I remember another such searching situation. I was taking my Bouvier for a walk around Greenlake in Seattle, many years ago. This couple was walking their 2 adult Bouviers the opposite way, and we stopped to talk. They said they got the new dogs to replace their previous Bouviers, but they were disappointed. The new dogs weren’t anything like their old dogs. I felt sorry for their dogs. No dog should have to live up to those types of expectations.

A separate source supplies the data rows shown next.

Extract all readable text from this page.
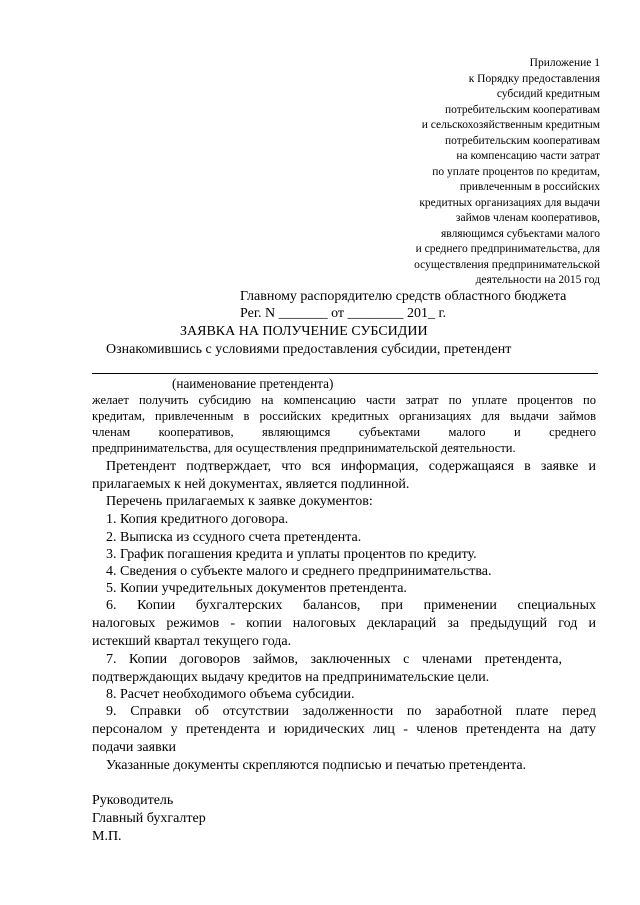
Приложение 1
к Порядку предоставления
субсидий кредитным
потребительским кооперативам
и сельскохозяйственным кредитным
потребительским кооперативам
на компенсацию части затрат
по уплате процентов по кредитам,
привлеченным в российских
кредитных организациях для выдачи
займов членам кооперативов,
являющимся субъектами малого
и среднего предпринимательства, для
осуществления предпринимательской
деятельности на 2015 год
Главному распорядителю средств областного бюджета
Рег. N _______ от ________ 201_ г.
ЗАЯВКА НА ПОЛУЧЕНИЕ СУБСИДИИ
Ознакомившись с условиями предоставления субсидии, претендент
(наименование претендента)
желает получить субсидию на компенсацию части затрат по уплате процентов по
кредитам, привлеченным в российских кредитных организациях для выдачи займов
членам кооперативов, являющимся субъектами малого и среднего
предпринимательства, для осуществления предпринимательской деятельности.
Претендент подтверждает, что вся информация, содержащаяся в заявке и
прилагаемых к ней документах, является подлинной.
Перечень прилагаемых к заявке документов:
1. Копия кредитного договора.
2. Выписка из ссудного счета претендента.
3. График погашения кредита и уплаты процентов по кредиту.
4. Сведения о субъекте малого и среднего предпринимательства.
5. Копии учредительных документов претендента.
6. Копии бухгалтерских балансов, при применении специальных
налоговых режимов - копии налоговых деклараций за предыдущий год и
истекший квартал текущего года.
7. Копии договоров займов, заключенных с членами претендента,
подтверждающих выдачу кредитов на предпринимательские цели.
8. Расчет необходимого объема субсидии.
9. Справки об отсутствии задолженности по заработной плате перед
персоналом у претендента и юридических лиц - членов претендента на дату
подачи заявки
Указанные документы скрепляются подписью и печатью претендента.
Руководитель
Главный бухгалтер
М.П.
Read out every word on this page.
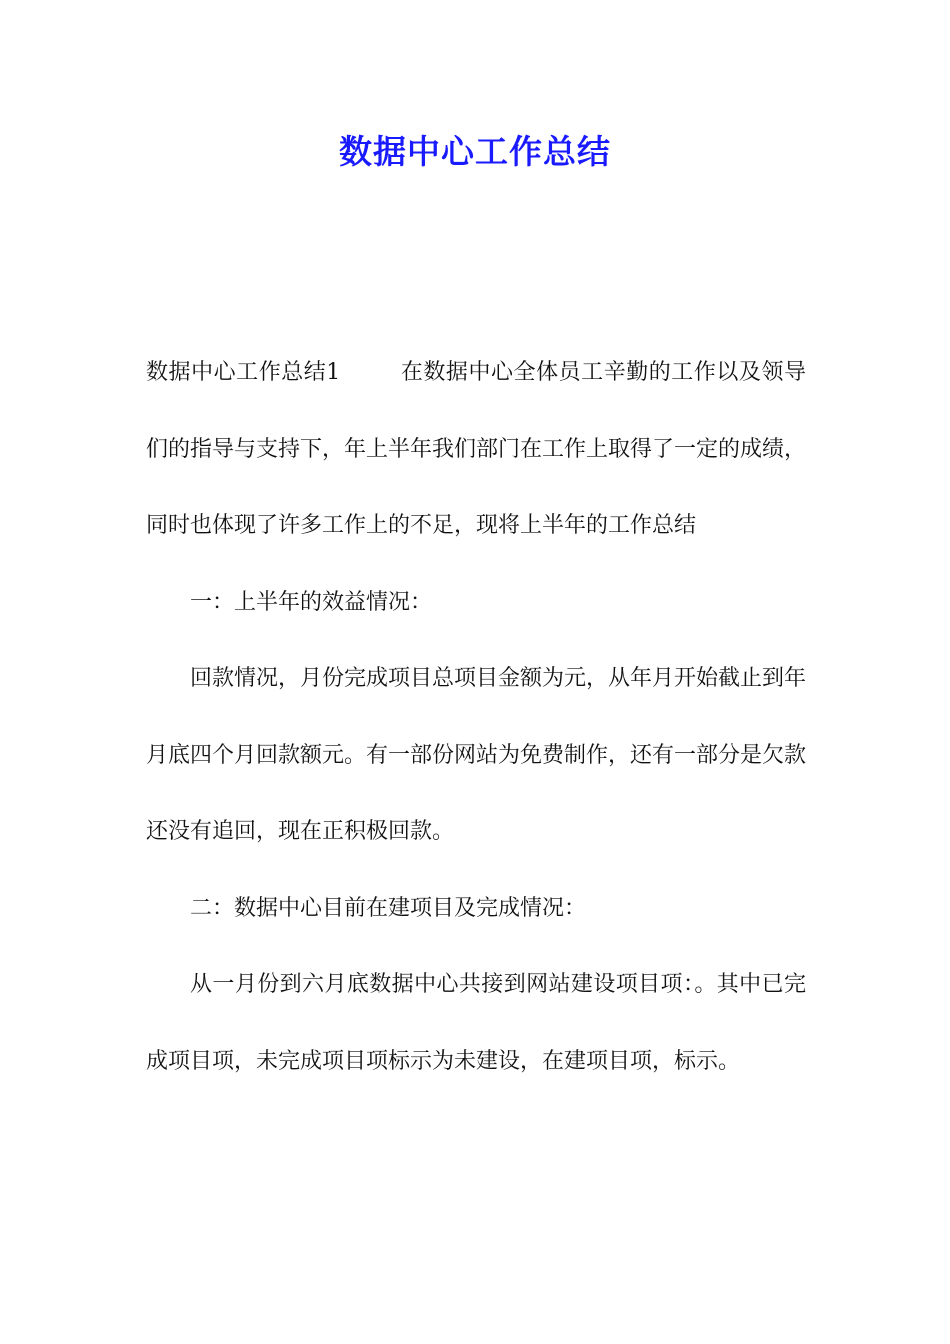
数据中心工作总结

数据中心工作总结1	在数据中心全体员工辛勤的工作以及领导们的指导与支持下，年上半年我们部门在工作上取得了一定的成绩，同时也体现了许多工作上的不足，现将上半年的工作总结

一：上半年的效益情况：

回款情况，月份完成项目总项目金额为元，从年月开始截止到年月底四个月回款额元。有一部份网站为免费制作，还有一部分是欠款还没有追回，现在正积极回款。

二：数据中心目前在建项目及完成情况：

从一月份到六月底数据中心共接到网站建设项目项：。其中已完成项目项，未完成项目项标示为未建设，在建项目项，标示。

Healthy mourning is necessary to address the loss of a pet. You can expect to be upset and to not be your best for a while. When Dillon, my Doberman died in my arms of a heart attack in 2005, it was very graphic and painful for him and for me. I had known for months that his cardiomyopathy would end his life. That same condition had already killed the rest of the dogs in his litter. But knowing that still didn’t prevent the pain of his death. I had feelings that he was still with me, and flashbacks of his death, for over 4 months. I was not at my best, and it affected my business and my relationships with others. I’m over that today, but I can still get some minor sad feelings if I look at his photos for too long. I’ve gotten over the deaths of family and friends over the years, as well. I think because I will talk about and through these things until I’ve settled them.
What is the right approach to loss? Recognize that all relationships, when they end, will hurt, that life will deal hurts to you and people you know, that it is best to be honest and open about it all, and to reciprocate kindness to others when they are going through their losses. If you find yourself doing unhealthy mourning, including contemplating self harm, since that might ruin your life and the lives of those around you, get professional counseling. It is ok to mourn, and it is ok and necessary to get beyond the mourning.